Souhaitons que la « solution » annoncée par M. Péladeau pour composer avec les conflits d'intérêts inhérents au contrôle qu'il exerce sur des entreprises de presse et de télévision ne soit que temporaire, le temps de faire mieux.

En effet, puisqu'aucune règle de déontologie en ce moment ne contraint un député de l'opposition à se défaire ou s'éloigner juridiquement de ses avoirs, M. Péladeau va au-delà de l'encadrement prévu en soumettant ses actions dans Québecor à la gouverne de mandataires indépendants.

Toutefois, il en ira autrement si M. Péladeau accède aux fonctions exécutives auxquelles il aspire. Cet arrangement de mandants-mandataires sera alors nettement insuffisant pour rassurer tous ceux qui estiment qu'une presse libre joue un rôle trop essentiel en démocratie pour que l'on tolère quelque menace ou anicroche à cette liberté, même lointaines et ténues.

La « solution » adoptée par M. Péladeau ne conviendrait même pas aux situations habituelles qui se posent lorsqu'un membre du gouvernement détient un patrimoine important ou des intérêts dans une entreprise commerciale oeuvrant dans une industrie autre que les journaux et la télévision.

Par contre, l'obligation que certains voudraient imposer à M. Péladeau de vendre tous ses intérêts dans Québecor n'est guère plausible et se bute à des obstacles bien réels.

Selon nous, la solution passe par un réarrangement de la structure de capital et de propriété de Québecor Média et de ses filiales. Rappelons que Québecor devient, année après année, une entreprise de télécommunications (plus de 90 % des flux monétaires) ; le secteur des médias écrits et audiovisuels compte ces dernières années pour moins de 22 % des revenus et seulement 3 % du bénéfice d'exploitation.

Voici donc les grandes lignes de notre solution : 

• Dans un premier temps, il conviendrait de regrouper les quotidiens, les magazines et TVA dans Groupe TVA, une entité déjà cotée en Bourse dont Québecor Média détient 68,4 % de participation économique (et 99,9 % des droits de vote). Ce transfert devrait s'effectuer à la juste valeur marchande.
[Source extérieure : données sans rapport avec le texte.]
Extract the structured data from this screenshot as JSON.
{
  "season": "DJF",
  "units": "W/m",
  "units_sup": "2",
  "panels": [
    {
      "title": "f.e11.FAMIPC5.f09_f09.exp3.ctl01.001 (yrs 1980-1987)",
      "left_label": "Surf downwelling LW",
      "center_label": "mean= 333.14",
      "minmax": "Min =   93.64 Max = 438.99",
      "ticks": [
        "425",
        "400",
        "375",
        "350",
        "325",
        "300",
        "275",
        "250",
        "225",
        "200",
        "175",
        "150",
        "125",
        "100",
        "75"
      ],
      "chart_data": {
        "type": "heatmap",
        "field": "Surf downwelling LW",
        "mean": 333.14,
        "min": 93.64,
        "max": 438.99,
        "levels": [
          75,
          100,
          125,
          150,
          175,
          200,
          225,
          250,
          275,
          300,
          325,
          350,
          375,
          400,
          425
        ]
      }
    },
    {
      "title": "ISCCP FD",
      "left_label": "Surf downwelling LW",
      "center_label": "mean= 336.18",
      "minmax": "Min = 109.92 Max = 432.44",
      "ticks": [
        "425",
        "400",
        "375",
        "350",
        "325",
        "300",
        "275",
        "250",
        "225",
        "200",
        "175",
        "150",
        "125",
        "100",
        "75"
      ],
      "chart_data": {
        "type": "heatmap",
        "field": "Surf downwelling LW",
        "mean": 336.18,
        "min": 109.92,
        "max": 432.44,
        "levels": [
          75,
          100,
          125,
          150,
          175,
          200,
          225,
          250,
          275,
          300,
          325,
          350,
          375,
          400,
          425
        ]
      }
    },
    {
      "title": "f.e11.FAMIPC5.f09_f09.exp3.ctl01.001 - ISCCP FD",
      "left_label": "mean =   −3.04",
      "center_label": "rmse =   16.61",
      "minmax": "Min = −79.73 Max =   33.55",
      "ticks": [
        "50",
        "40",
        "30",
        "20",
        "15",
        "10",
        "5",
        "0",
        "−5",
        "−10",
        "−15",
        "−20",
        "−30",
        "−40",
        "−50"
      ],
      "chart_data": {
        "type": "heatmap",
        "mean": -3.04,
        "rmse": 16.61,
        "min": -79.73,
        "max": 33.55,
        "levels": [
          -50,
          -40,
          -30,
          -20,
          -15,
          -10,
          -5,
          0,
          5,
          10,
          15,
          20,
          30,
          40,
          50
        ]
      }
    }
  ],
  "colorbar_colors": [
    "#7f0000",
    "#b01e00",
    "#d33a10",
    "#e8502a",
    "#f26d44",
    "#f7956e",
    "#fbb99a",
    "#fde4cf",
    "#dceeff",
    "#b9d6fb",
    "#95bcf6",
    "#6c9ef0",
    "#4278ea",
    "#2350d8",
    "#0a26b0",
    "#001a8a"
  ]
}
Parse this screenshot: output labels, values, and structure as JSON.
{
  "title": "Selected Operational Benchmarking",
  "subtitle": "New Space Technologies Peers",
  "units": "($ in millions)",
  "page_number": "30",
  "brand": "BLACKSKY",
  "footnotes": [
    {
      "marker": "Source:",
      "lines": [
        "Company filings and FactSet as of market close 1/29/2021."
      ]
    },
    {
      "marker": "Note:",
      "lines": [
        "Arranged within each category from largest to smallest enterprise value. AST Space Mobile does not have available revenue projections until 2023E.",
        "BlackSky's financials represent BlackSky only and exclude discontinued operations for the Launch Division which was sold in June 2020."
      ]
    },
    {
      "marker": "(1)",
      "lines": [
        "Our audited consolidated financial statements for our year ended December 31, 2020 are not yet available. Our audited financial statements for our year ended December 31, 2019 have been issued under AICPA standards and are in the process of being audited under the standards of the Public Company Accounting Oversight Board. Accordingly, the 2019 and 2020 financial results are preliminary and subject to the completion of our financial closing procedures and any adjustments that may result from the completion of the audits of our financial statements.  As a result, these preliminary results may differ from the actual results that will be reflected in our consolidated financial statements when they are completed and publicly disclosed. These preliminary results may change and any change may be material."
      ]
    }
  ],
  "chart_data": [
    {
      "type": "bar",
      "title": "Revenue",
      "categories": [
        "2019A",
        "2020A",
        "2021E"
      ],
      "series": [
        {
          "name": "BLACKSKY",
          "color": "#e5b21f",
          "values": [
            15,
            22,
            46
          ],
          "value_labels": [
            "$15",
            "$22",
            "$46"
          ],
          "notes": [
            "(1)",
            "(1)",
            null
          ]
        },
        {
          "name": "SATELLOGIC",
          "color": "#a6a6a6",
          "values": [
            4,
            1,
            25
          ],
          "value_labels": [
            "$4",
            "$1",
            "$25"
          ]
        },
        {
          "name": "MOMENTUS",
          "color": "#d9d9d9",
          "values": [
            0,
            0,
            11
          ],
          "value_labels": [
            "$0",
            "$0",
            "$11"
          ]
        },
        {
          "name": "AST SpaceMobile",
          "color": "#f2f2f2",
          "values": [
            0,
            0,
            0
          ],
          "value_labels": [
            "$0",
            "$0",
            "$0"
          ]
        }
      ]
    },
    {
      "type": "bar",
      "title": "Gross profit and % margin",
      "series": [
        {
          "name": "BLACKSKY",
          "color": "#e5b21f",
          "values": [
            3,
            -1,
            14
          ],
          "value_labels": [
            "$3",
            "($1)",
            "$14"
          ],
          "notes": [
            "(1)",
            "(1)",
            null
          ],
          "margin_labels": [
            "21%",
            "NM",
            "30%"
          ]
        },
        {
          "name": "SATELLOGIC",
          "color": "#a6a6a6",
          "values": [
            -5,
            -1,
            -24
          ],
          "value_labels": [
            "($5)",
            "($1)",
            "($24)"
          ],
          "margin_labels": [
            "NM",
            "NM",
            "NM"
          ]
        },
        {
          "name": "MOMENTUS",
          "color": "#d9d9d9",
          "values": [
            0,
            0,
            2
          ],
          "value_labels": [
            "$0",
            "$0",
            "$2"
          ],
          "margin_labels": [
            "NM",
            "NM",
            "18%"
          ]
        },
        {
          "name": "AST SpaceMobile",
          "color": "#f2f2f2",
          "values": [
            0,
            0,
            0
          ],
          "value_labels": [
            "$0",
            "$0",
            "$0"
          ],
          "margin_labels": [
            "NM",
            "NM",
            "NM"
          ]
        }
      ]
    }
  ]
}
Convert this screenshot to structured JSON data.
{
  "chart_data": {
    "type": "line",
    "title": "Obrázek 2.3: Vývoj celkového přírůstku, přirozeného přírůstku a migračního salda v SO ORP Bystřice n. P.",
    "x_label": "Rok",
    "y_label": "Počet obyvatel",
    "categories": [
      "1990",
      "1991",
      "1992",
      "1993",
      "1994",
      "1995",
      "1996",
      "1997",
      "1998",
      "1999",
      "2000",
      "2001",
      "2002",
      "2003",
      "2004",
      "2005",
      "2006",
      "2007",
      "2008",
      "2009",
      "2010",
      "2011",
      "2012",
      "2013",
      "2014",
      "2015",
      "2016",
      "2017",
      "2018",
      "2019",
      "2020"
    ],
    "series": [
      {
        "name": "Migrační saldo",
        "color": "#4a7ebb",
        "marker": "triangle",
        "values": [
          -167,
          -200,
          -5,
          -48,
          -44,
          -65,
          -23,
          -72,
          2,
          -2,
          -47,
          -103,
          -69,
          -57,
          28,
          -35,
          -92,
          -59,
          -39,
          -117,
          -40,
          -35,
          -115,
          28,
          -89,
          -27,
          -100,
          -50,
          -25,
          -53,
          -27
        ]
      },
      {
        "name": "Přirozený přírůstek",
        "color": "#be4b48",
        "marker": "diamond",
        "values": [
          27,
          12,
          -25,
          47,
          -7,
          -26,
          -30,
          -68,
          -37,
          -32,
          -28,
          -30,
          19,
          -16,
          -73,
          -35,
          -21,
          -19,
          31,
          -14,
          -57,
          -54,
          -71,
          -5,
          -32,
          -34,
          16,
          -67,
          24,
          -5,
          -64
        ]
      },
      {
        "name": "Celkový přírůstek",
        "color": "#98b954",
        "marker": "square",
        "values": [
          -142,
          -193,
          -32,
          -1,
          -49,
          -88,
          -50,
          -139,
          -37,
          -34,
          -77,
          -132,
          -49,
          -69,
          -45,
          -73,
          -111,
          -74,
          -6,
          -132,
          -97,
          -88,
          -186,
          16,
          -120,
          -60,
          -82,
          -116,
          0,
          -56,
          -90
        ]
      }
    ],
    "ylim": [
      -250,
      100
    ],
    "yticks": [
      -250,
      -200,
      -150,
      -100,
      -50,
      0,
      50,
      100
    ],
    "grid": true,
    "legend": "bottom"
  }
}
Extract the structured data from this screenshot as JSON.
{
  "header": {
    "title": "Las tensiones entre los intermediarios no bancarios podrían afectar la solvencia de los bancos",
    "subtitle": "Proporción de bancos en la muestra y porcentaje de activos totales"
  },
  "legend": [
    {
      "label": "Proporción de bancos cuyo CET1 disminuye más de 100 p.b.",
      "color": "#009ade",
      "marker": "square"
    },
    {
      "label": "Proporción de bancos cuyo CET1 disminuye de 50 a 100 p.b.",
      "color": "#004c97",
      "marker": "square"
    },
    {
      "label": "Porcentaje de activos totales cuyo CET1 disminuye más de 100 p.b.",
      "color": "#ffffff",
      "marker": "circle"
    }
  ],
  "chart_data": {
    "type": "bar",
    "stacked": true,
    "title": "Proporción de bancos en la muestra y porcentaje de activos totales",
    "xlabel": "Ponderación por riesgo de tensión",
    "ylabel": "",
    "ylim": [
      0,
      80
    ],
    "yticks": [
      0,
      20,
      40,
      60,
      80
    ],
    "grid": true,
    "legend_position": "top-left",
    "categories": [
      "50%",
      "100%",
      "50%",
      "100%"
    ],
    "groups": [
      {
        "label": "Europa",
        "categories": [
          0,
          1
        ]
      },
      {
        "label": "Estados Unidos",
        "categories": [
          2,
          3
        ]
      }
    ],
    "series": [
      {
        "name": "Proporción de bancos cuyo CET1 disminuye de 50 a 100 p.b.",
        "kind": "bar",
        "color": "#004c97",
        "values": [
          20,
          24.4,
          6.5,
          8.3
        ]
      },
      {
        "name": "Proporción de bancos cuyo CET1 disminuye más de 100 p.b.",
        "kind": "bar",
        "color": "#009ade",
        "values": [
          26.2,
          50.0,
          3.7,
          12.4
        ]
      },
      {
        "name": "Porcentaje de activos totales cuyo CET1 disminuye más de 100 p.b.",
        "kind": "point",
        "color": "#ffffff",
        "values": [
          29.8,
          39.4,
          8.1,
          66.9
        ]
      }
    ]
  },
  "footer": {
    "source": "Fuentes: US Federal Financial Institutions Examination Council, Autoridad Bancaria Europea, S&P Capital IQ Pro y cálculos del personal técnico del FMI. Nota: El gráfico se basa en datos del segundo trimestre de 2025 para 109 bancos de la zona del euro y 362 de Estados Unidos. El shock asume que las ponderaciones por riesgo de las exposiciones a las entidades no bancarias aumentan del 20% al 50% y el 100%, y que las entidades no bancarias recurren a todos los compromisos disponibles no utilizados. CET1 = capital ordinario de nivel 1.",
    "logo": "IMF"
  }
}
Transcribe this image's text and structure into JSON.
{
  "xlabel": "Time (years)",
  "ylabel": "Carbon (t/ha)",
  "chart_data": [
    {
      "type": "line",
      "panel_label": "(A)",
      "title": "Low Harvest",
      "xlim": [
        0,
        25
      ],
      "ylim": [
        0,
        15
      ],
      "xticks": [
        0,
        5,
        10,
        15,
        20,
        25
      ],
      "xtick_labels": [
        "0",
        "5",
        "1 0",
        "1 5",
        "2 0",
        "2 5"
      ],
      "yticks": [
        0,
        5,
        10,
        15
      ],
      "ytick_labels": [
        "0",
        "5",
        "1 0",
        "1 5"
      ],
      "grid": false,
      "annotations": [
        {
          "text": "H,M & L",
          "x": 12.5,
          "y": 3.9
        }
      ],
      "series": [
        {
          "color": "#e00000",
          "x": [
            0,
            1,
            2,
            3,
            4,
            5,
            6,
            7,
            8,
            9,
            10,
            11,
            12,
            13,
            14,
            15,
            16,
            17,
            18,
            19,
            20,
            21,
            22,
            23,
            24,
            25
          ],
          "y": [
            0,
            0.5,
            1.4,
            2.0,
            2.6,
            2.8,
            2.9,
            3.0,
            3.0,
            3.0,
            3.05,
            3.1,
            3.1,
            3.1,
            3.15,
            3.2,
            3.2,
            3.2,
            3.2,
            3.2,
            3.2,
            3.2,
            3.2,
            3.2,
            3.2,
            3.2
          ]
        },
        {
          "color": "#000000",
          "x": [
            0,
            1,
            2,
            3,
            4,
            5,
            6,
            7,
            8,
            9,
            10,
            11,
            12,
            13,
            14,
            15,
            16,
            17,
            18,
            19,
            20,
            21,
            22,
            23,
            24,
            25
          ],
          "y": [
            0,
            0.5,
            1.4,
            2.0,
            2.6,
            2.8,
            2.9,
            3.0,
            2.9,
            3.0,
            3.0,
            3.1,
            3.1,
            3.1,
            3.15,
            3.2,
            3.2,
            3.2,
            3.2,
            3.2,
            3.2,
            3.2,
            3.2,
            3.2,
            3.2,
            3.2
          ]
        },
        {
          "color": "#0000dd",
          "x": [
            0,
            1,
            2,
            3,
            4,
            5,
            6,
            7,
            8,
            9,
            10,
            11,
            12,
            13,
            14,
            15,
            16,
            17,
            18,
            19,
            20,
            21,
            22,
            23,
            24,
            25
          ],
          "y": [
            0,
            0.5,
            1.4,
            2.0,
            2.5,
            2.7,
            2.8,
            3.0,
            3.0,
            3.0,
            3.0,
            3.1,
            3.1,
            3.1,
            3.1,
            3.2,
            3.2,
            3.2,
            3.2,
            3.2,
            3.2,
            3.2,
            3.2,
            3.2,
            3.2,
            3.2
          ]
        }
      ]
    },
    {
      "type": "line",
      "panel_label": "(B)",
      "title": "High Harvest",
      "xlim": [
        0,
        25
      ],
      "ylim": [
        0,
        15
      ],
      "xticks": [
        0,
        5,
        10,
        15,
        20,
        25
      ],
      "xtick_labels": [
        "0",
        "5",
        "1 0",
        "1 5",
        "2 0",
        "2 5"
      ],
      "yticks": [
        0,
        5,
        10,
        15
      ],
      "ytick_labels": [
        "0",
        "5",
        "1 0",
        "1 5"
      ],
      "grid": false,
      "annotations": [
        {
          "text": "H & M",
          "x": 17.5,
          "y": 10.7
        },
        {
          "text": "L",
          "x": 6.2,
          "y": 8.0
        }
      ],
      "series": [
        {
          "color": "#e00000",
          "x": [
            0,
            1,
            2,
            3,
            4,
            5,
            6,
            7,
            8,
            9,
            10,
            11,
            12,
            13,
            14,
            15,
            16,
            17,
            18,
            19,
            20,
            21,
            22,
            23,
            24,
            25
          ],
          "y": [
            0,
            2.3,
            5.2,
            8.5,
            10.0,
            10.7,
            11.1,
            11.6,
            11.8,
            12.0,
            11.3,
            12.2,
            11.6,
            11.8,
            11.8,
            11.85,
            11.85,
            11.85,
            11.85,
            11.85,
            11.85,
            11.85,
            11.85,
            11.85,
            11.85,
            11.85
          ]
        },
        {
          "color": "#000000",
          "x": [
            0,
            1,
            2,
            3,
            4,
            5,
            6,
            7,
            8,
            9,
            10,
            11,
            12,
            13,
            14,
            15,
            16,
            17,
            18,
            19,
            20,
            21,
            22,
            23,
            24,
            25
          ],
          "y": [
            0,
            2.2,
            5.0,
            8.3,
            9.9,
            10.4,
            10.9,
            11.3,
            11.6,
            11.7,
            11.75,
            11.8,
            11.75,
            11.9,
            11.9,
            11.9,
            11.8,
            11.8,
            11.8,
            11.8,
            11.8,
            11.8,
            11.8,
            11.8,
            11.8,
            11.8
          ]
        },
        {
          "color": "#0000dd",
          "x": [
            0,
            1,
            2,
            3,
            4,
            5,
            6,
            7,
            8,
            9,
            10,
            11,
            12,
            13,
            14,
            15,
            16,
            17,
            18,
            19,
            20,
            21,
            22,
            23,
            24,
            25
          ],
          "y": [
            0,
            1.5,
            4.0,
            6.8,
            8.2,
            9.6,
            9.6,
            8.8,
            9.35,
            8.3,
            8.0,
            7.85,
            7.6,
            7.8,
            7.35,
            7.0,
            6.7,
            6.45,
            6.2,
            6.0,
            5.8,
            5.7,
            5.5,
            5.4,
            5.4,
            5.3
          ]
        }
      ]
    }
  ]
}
• Pour financer la transaction, Groupe TVA émettrait de nouvelles actions ou effectuerait un placement privé, de sorte que la participation économique de Québecor chuterait sous les 50 % ;

• Les droits de vote détenus par Québecor dans Groupe TVA devraient être ramenés au niveau de l'intérêt économique de Québecor.

• Le conseil d'administration de Groupe TVA inc. serait dorénavant composé d'une majorité de membres indépendants.

Conséquence de ces opérations, les journaux et stations de télévision seraient, en droit et en fait, hors de portée de l'influence de M. Péladeau. Celui-ci, par contre, pourrait conserver son statut d'actionnaire de contrôle d'un groupe industriel dans les secteurs des télécommunications, du sport, du loisir et du divertissement, etc. Pour ce type d'entreprises, la mise sur pied d'une fiducie sans droit de regard suffit pour protéger l'intérêt public.

Les opérations suggérées ici sont complexes à exécuter, mais ces difficultés sont un vil prix à payer pour écarter tout péril pour notre vie démocratique. De plus, dès que l'actionnaire de contrôle, M. Péladeau, annoncerait son intention de procéder à cette transformation de Québecor, les risques d'interventions, de conflits d'intérêts, de complaisance et d'autocensure seraient fortement atténués.

Si « Paris valait bien une messe », le Québec vaut bien la perte de contrôle d'une entreprise médiatique.